Our group has previously demonstrated that the severity of salt-induced hypertension and renal damage can be impacted by the protein source in both parental and offspring diets. The initial observations that parental dietary protein can influence offspring’s sensitivity were performed in SS/MCW rats where breeders were maintained on either the casein- or grain-based diet with their sequential litters weaned to either casein- or grain-based diets. It was determined that offspring fed a grain-based diet starting at weaning exhibited an attenuation in salt-induced hypertension and renal disease relative to the offspring fed a casein-based diet [25]. The importance of diet during gestation and lactation was further emphasized when Geurts et al. performed an embryo transfer experiment utilizing SS/MCW and SS/CRL rats. Similarly, it was the diet of the surrogate dam that predicted the severity of hypertension and renal disease in the offspring [30]. While these colonies are essentially genetically identical (0.000001% single nucleotide variants), a colony of SS/MCW rats fed a modified AIN-76A with the protein source being wheat gluten instead of casein was developed in an attempt to eliminate any possible genetic contribution to this phenotype. In a more recent publication, the SS/MCW rats fed wheat gluten chow displayed attenuation in their salt-sensitive phenotype relative to offspring from casein-fed rats [29]. Furthermore, offspring born to parents that were born and bred on the modified wheat gluten AIN-76A diet saw a further protection compared with their casein-fed counterparts. These reports highlight the importance of diet on the severity of the disease phenotype; however, our recently generated unpublished work shows that these diets can also impact the health of the mom during pregnancy [57]. Our work has revealed that dietary protein source can greatly impact both pregnancy and offspring’s susceptibility to salt-sensitive hypertension and renal disease.

Conclusion

Taken together, the current literature supports the view that manipulations to the diet can have drastic effects on the development and severity of disease, namely hypertension.
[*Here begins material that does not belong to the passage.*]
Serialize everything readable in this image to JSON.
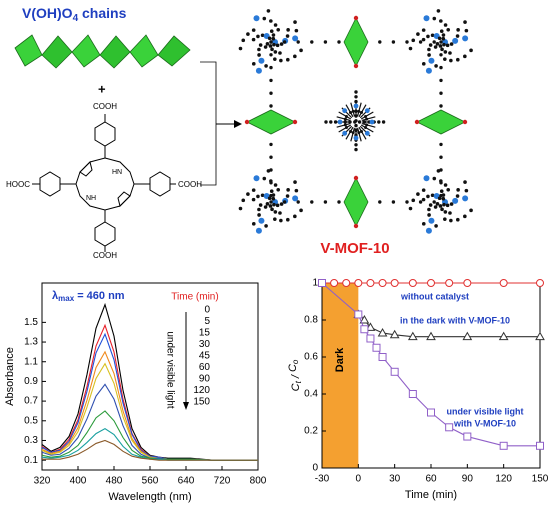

While wheat gluten consumption is generally associated with a negative connotation due to increased public awareness of Celiac disease, it is important to note that gluten is the major protein component of whole grain. For those without gluten intolerances, balanced diets should incorporate whole grains, and in terms of salt-sensitive hypertension, our work highlights the benefit of greater consumption of this plant-based protein versus animal protein. The microbiota undoubtedly plays a contributory role in how various dietary components become systemically exposed to the host, where it then becomes important in how the host responds immunologically, both in the gut as well as in other target organs. Furthermore, understanding how changes to the maternal microbiota shapes the in utero environment and how it impacts offspring immunity and disease susceptibility provides another important area of future investigation and potential intervention.